Snigdha Nandipati, 14, could not be trapped when presented with the word “guetapens” (geh-tah-pohn)—meaning ambush, snare or trap—at the 85th Scripps National Spelling Bee on May 31. She had seen the word before. Confident and calm, the eighth-grader from San Diego, California, correctly spelled it out for the big win. She had been up against eight other finalists during the final round of the televised competition. As confetti fell around her, Snigdha’s 10-year-old brother, Sujan, raced to the stage to give her a hug. “It’s a miracle,” Snigdha said a few moments later, clutching her trophy.

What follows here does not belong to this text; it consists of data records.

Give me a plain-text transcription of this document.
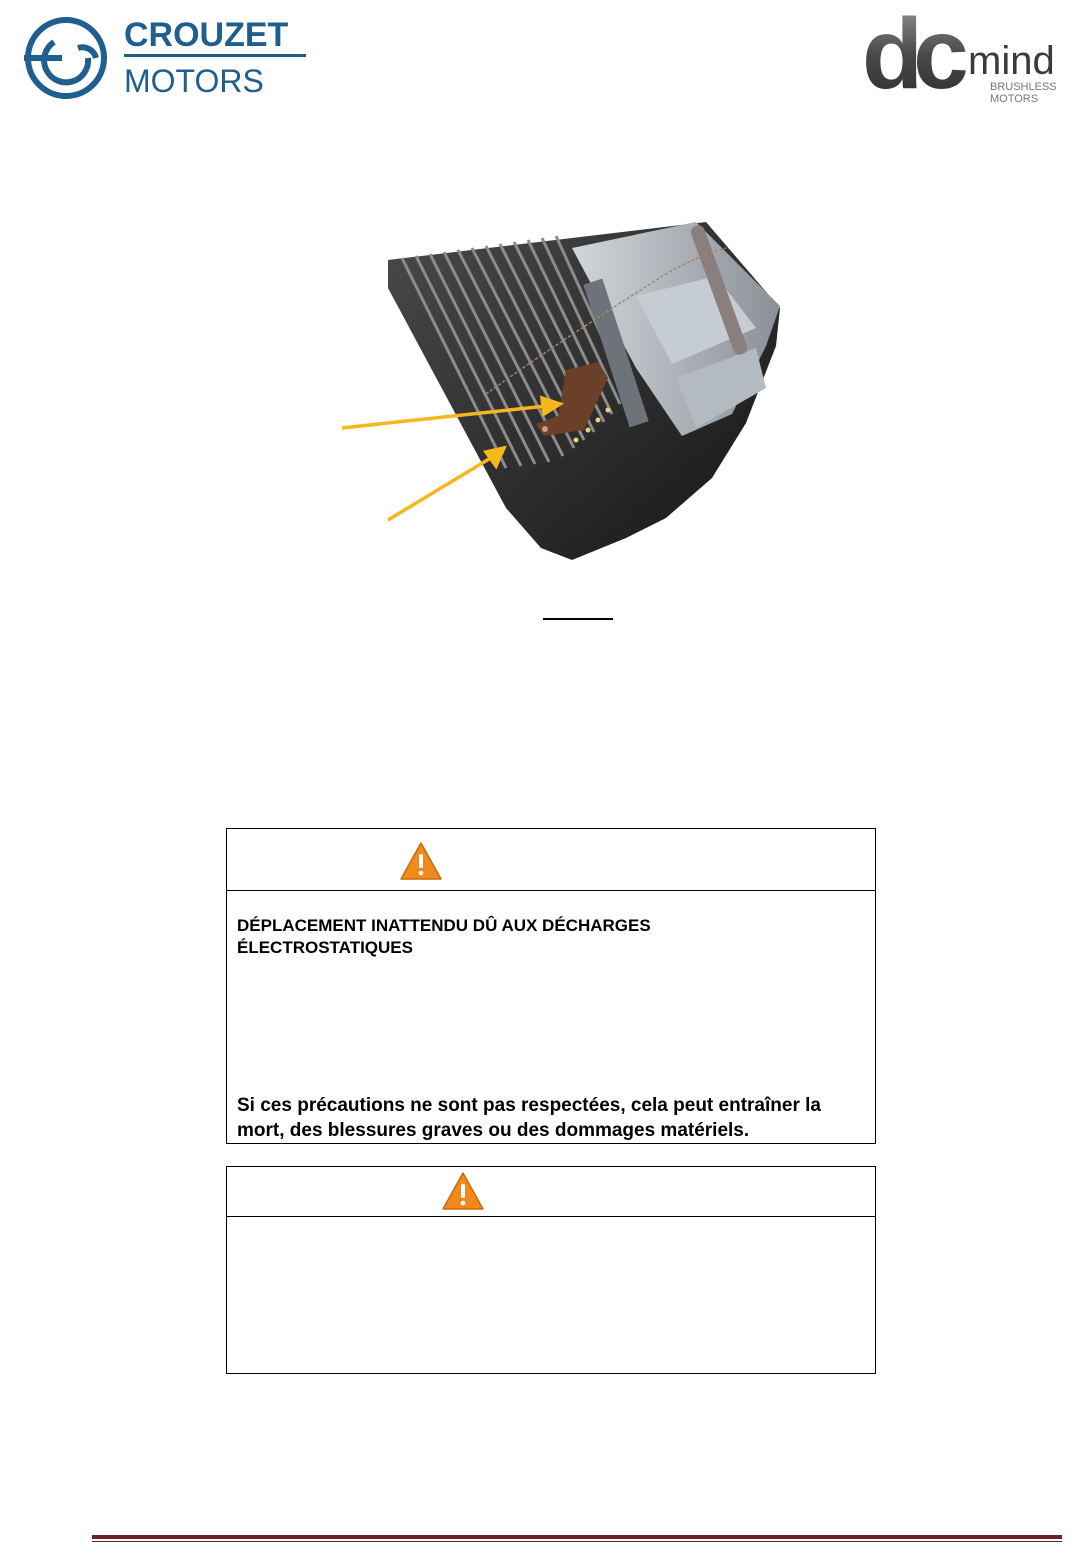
CROUZET
MOTORS	dc mind
BRUSHLESS
MOTORS
DÉPLACEMENT INATTENDU DÛ AUX DÉCHARGES
ÉLECTROSTATIQUES
Si ces précautions ne sont pas respectées, cela peut entraîner la
mort, des blessures graves ou des dommages matériels.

It’s a win that is well earned. Snigdha has been spelling since she was 4 years old. After reaching the semifinals last year, she spent at least six hours on weekdays and 10 hours on weekends studying words for the bee. She is the fifth Indian-American in a row—and the 10th in the last 14 years—to win the National Spelling Bee. Along with the trophy, Snigdha will receive more than $40,000 in cash and prizes. When she’s not spelling, the teen plays the violin, collects coins and enjoys reading Sherlock Holmes novels. She wants to be a doctor someday. "She says [studying for the bee] is harder than being a neurosurgeon—maybe," said her mother, Madhavi Nandipati.
Florida teen Stuti Mishra finished in second place. She misspelled “schwarmerei.” The word means excessive, unbridled enthusiasm. The 14-year-old also stood out for her unusual spelling methods. While many spellers will write out words on their arms and hands using their fingers, Stuti pretends to type them on an invisible keyboard.
The 2012 National Spelling Bee, held over two days in National Harbor, Maryland, began with 278 spellers. The early buzz of the bee was all about its youngest-ever contestant, 6-year-old Lori Anne Madison, of Lake Ridge, Virginia. After a computer test and two preliminary rounds, the field was cut to 50 semifinalists. Lori Anne was eliminated. But the young speller says she’ll be back next year.
So will 12-year-old Arvind Mahankali, of Bayside Hills, New York. He placed third for the second-straight year after misspelling the medical term “schwannoma.” “I got eliminated both times by German words,” said the seventh-grader, who has one year of eligibility remaining. “I know what I have to study.” The sweet spell of success may have escaped him so far, but there’s always next year!